I have always loved to work. I love to be doing; we’ve established that. I like the feeling that I am meeting a need. I like the satisfaction of a job well-done. But let’s be honest for just a moment — paychecks are nice.
I’ve been paid to babysit, to drop a fry basket into a vat of boiling oil, to stuff envelopes, to mystery shop, to write devotions, to teach, to proctor tests, and even to walk door-to-door asking ‘how many people live in the house, what is their ethnicity and employment status’. I’ve been paid everything from fifty cents an hour to a respectable salary with benefits for me and my family.
It’s an exchange, isn’t it? The worker does a task; the employer pays a wage. That wage provides the means for the worker to pay for food, housing, clothing, and other necessities. It provides a means for the worker to save for the future. It allows the worker to bless others.
But there is more. Somewhere in the deep recesses of my brain, I try to tie that wage to my worth. If I am earning, then I have value. The more I earn, the more value I have. I am worth something when I am working and making a wage.
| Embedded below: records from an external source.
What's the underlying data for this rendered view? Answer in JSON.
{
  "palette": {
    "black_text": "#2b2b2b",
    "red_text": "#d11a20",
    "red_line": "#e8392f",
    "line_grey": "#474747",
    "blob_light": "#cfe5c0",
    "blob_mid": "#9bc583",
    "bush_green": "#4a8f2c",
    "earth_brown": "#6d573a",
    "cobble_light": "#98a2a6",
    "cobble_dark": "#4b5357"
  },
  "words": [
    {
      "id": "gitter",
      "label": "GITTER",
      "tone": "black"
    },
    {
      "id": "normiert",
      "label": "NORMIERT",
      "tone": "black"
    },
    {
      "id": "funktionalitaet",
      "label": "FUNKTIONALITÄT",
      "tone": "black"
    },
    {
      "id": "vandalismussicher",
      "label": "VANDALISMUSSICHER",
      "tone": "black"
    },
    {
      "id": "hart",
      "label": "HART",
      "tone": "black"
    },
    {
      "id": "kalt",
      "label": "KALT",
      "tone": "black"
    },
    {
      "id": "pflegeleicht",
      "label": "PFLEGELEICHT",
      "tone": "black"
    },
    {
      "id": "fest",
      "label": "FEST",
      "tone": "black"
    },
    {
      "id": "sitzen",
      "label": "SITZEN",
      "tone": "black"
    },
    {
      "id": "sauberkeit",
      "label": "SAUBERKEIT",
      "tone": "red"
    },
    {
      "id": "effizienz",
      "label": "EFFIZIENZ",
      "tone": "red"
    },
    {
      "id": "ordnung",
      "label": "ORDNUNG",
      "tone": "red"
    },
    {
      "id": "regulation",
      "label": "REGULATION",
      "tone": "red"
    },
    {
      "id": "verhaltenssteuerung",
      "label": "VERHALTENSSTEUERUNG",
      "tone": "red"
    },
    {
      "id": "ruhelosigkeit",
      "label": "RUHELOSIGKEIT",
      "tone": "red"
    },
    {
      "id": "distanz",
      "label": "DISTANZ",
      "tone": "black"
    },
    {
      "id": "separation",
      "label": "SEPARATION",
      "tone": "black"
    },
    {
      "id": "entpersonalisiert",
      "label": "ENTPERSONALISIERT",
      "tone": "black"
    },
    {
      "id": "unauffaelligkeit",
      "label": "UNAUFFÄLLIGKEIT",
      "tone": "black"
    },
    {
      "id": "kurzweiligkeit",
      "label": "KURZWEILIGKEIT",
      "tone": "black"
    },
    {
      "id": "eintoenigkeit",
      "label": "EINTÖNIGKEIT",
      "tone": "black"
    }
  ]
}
Uh-oh. What happens when I resign my position and decide to be still for a period of several months. I won’t be working. I won’t be getting paid. I will be being still. This could present a little problem in the inner workings of my psyche.
Over the years, my husband and I have been in every state of employment — we have both worked, he has worked, I have worked. For a few months, neither of us was employed full-time. We have made very little and we have made substantial salaries. But one thing remains, we have always had just about exactly what we needed at the moment. We have always had appropriate housing, vehicles that work, food for our family, clothing that looks respectable, the ability to give gifts to others, and the means to take modest vacations.
Just before our first daughter was born, I was teaching full-time in a residential facility for emotionally impaired children. My husband was finishing his hours of supervision to get his license in counseling. I was definitely the primary wage-earner. Yet, we agreed that I would resign my position one week before her due date so that I could be a stay-at-home mom. We made this decision even though he had not yet secured a full-time position. It was a step of faith. I don’t remember our families saying much about it, but they must have thought we had lost our minds! We didn’t have a lot saved, either. In fact, on the day she was born, my husband came to visit me in the hospital. He had about five dollars in his pocket, not much in the checking account, and no idea how he was going to get groceries before I got home. He stopped by the counseling office where he was doing his supervision, checked his mailbox, and found over $500 in pay that had been delayed due to insurance! In 1992 that was plenty to get groceries, pay some bills, put some money in savings, and buy his new daughter a bow to wear home from the hospital. During those months before he had a full-time position, we were blessed over and over by the generosity of others and God’s provision that often came just in time. It grew our faith and reminded us that all things are provided through Him.
Even a paycheck. Yup. That money that someone gives me in exchange for a task I complete is not really a measure of my worth. It is God’s way of providing for me. He has given me gifts, he plugs me into positions, he provides for my needs. He declares my worth.
Jesus told the disciples in Matthew 10: 29 “Are not two sparrows sold for a penny? And not one of them will fall to the ground apart from your Father. But even the hairs of your head are all numbered. Fear not, therefore; you are of more value than many sparrows.”
Did you see that? I am of far more value than many sparrows. I am of far more value than a pay check. My value is found in Christ. Yours, too. And you can’t measure that with a paycheck.